Skip to content

BastinFlorian/ImageRetrieval

Repository files navigation

Image Retrieval

Objectif

Introducing ImageFinder, a fictional application that uses machine learning to provide users with a powerful image retrieval system. With ImageFinder, users can easily find similar images from a large dataset with just a click.

How to use

  • Install Docker Desktop
  • Run docker-compose build
  • Run docker-compose up
  • Fast API app, open on a web browser: http://localhost:8000/docs
  • Streamlit app, open on a web browser: http://localhost:8501/
  • Try the apps with the url image of your choice

How it works ?

We use a Vision Transformer (transformer encoder model) named google/vit-base-patch16-224-in21k from Hugging Face to proceed this content-based image retrieval task.

This model is pretrained on a large collection of Images (ImagetNet).

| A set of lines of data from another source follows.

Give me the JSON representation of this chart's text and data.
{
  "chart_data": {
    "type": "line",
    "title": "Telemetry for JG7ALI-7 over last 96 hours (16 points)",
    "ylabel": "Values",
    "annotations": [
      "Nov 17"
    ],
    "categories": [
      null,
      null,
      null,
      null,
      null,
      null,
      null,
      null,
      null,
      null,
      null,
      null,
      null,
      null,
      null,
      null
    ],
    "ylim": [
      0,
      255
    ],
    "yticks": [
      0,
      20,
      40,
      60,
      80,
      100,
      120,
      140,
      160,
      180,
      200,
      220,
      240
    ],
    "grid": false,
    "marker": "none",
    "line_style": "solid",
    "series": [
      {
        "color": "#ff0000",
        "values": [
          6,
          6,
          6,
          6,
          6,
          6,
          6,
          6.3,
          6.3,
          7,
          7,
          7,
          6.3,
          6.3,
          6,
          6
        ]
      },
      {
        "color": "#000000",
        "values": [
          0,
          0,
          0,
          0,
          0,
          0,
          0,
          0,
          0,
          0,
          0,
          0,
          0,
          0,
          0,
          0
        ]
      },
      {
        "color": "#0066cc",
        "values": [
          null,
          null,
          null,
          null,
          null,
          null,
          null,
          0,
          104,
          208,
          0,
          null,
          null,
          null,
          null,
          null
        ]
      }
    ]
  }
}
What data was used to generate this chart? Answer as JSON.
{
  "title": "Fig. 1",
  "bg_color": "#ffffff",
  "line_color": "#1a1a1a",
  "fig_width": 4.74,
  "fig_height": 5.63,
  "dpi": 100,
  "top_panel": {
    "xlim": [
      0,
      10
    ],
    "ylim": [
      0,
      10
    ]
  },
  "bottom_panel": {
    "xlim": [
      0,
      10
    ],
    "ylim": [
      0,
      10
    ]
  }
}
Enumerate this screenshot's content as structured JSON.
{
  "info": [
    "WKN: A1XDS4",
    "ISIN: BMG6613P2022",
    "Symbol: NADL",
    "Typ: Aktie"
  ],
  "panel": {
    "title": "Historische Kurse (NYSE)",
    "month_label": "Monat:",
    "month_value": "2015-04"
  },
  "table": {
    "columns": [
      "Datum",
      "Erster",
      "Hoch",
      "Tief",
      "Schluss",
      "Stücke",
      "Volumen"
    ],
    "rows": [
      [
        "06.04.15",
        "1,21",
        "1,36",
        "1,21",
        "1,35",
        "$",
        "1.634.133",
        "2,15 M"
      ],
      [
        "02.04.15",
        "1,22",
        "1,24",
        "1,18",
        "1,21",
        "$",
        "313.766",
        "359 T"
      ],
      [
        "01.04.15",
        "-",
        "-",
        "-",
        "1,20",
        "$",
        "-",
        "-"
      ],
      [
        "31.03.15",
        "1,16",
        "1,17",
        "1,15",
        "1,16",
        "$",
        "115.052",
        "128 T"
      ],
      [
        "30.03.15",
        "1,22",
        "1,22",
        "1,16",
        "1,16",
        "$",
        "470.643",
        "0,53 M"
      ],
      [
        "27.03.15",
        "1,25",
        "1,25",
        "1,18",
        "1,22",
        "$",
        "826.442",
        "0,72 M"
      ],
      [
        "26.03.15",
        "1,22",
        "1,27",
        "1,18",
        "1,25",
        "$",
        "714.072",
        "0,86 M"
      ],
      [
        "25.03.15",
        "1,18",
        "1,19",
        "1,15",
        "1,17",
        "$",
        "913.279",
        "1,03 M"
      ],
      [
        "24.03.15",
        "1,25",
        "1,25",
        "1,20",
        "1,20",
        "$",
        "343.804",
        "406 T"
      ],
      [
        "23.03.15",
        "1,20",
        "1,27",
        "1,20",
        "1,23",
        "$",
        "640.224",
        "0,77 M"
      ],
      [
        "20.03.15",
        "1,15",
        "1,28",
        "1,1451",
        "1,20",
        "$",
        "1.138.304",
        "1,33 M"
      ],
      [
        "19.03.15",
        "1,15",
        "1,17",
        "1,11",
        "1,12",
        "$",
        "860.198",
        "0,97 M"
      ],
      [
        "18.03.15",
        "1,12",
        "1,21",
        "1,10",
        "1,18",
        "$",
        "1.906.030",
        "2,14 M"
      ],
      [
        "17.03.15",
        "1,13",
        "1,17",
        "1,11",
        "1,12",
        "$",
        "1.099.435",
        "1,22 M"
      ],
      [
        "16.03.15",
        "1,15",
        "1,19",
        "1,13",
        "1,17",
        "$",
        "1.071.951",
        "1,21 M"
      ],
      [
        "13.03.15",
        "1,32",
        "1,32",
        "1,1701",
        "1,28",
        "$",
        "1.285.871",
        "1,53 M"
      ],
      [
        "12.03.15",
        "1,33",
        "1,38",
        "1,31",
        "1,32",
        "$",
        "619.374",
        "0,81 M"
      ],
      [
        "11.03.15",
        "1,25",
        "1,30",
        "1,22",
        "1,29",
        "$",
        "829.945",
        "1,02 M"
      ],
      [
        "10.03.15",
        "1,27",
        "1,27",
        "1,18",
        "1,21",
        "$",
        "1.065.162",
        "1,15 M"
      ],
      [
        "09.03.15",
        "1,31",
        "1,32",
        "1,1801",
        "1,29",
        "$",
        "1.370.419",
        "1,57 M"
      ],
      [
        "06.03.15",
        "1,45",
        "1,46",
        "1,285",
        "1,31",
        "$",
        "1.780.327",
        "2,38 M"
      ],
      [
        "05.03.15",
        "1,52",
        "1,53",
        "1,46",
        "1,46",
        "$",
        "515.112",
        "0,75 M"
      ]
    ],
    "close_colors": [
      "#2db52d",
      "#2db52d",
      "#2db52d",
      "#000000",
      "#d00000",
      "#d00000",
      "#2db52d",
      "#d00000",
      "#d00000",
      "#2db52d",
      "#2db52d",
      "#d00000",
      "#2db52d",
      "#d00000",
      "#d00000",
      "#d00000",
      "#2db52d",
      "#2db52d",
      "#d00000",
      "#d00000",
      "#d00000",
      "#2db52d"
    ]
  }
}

We choose this model because it learns an inner representation of images that can then be used to extract features.

This task is decomposed as follow:

Part I - Implement an image retrieval system

  1. Creation of embedding vectors from the image dataset
  2. Use of FAISS vector database for semantic search

We choose the library FAISS because it assures faster similar search when the number of embedded vectors is huge which would be the case in a real data world with thousands of images.

FAISS uses index operations and euclidean distance to measure vector similarity. We could have used the cosine similarity too, but in this task the two measures won’t differ the results, so we choose to keep the original L2 FAISS index.

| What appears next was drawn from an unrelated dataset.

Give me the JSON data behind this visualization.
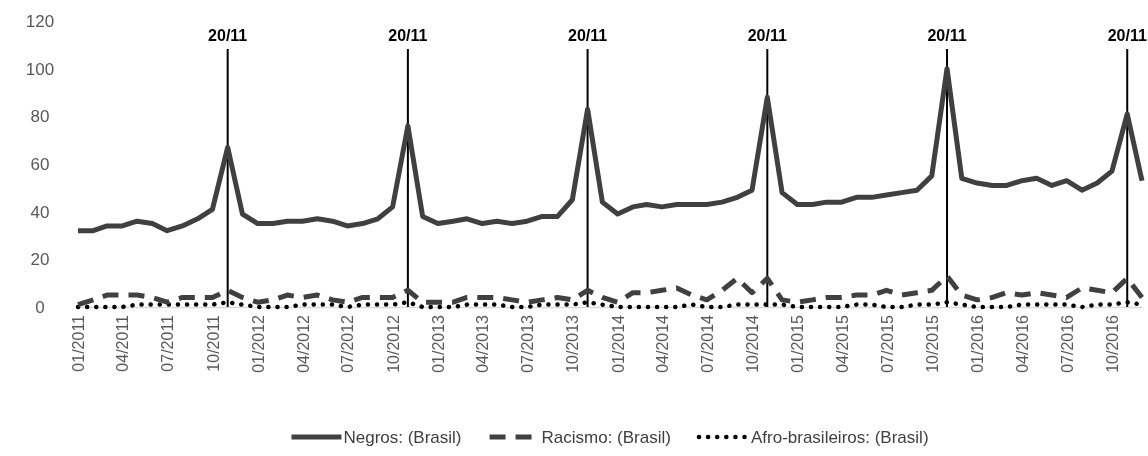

Part II - Create Post Route API

  1. FastAPI to interact with the system and retrieved the three closest images from the input image

FastAPI enables to develop a quick and serverless API in python. The documentation to interact with the API is really useful and understandable by non-developers that’s why we choose the library.

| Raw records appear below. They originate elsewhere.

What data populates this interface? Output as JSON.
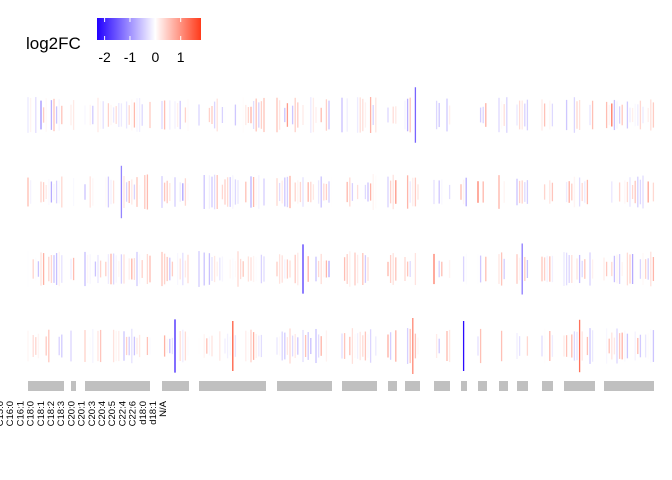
{
  "chart_data": {
    "type": "heatmap",
    "legend": {
      "title": "log2FC",
      "ticks": [
        "-2",
        "-1",
        "0",
        "1"
      ],
      "tick_values": [
        -2,
        -1,
        0,
        1
      ],
      "range": [
        -2.3,
        1.8
      ],
      "colors": {
        "low": "#2200ff",
        "mid": "#ffffff",
        "high": "#ff3a1a"
      }
    },
    "rows": 4,
    "group_labels": [
      "C15:0",
      "C16:0",
      "C16:1",
      "C18:0",
      "C18:1",
      "C18:2",
      "C18:3",
      "C20:0",
      "C20:1",
      "C20:3",
      "C20:4",
      "C20:5",
      "C22:4",
      "C22:6",
      "d18:0",
      "d18:1",
      "N/A"
    ],
    "group_bar_color": "#c0c0c0",
    "highlights": [
      {
        "row": 0,
        "group": 8,
        "value": -1.4
      },
      {
        "row": 1,
        "group": 2,
        "value": -1.1
      },
      {
        "row": 2,
        "group": 5,
        "value": -1.8
      },
      {
        "row": 2,
        "group": 13,
        "value": -1.2
      },
      {
        "row": 3,
        "group": 1,
        "value": 1.7
      },
      {
        "row": 3,
        "group": 3,
        "value": -2.0
      },
      {
        "row": 3,
        "group": 4,
        "value": 1.5
      },
      {
        "row": 3,
        "group": 8,
        "value": 1.1
      },
      {
        "row": 3,
        "group": 10,
        "value": -2.2
      },
      {
        "row": 3,
        "group": 15,
        "value": 1.3
      }
    ]
  }
}
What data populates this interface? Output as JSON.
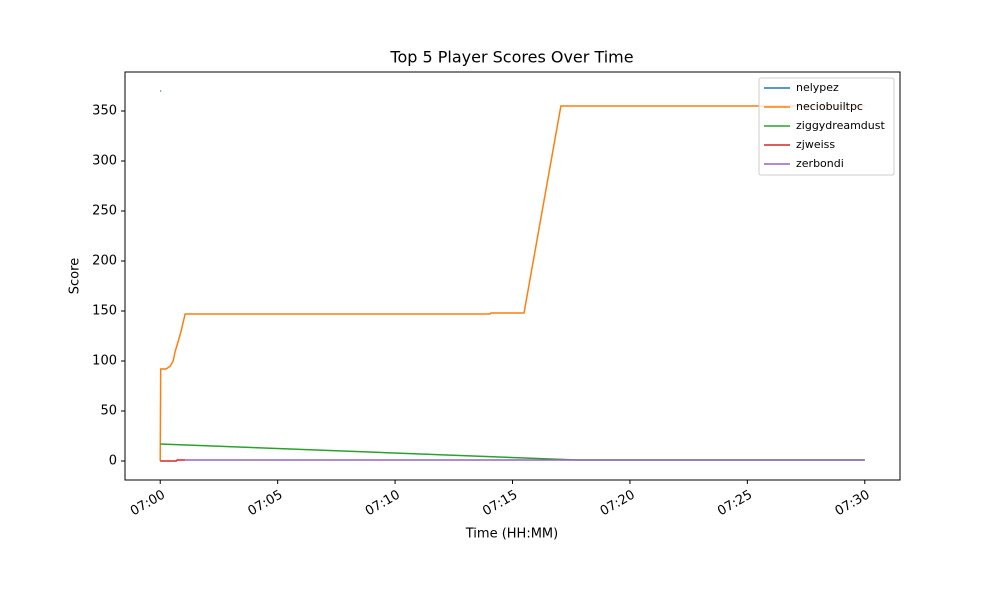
{
  "chart_data": {
    "type": "line",
    "title": "Top 5 Player Scores Over Time",
    "x_label": "Time (HH:MM)",
    "y_label": "Score",
    "xlim": [
      -1.5,
      31.5
    ],
    "ylim": [
      -19,
      389
    ],
    "xticks": [
      {
        "value": 0,
        "label": "07:00"
      },
      {
        "value": 5,
        "label": "07:05"
      },
      {
        "value": 10,
        "label": "07:10"
      },
      {
        "value": 15,
        "label": "07:15"
      },
      {
        "value": 20,
        "label": "07:20"
      },
      {
        "value": 25,
        "label": "07:25"
      },
      {
        "value": 30,
        "label": "07:30"
      }
    ],
    "yticks": [
      0,
      50,
      100,
      150,
      200,
      250,
      300,
      350
    ],
    "legend": "upper right",
    "grid": false,
    "series": [
      {
        "name": "nelypez",
        "color": "#1f77b4",
        "x": [
          0,
          0.04
        ],
        "values": [
          370,
          370
        ]
      },
      {
        "name": "neciobuiltpc",
        "color": "#ff7f0e",
        "x": [
          0,
          0.02,
          0.25,
          0.43,
          0.55,
          0.64,
          0.77,
          0.89,
          1.06,
          14.04,
          14.08,
          15.49,
          17.06,
          30
        ],
        "values": [
          0,
          92,
          92,
          95,
          100,
          110,
          120,
          130,
          147,
          147,
          148,
          148,
          355,
          355
        ]
      },
      {
        "name": "ziggydreamdust",
        "color": "#2ca02c",
        "x": [
          0,
          17.75,
          30
        ],
        "values": [
          17,
          1,
          1
        ]
      },
      {
        "name": "zjweiss",
        "color": "#d62728",
        "x": [
          0,
          0.68,
          0.72,
          1.06
        ],
        "values": [
          0,
          0,
          1,
          1
        ]
      },
      {
        "name": "zerbondi",
        "color": "#9467bd",
        "x": [
          1.06,
          30
        ],
        "values": [
          1,
          1
        ]
      }
    ]
  }
}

Limitations and future updates

Limitations

  1. Optimisation: Compute the embedding vectors is not optimised. It can be really long if we have a lot of images.
  2. Memory Usage: We stock in memory all the objects (model, dataset etc.) and it's not optimal.

Future Updates

  1. Print the retrieval images in the API to compare directly with the input
  2. Rework on point 1 & 2 from Limitations.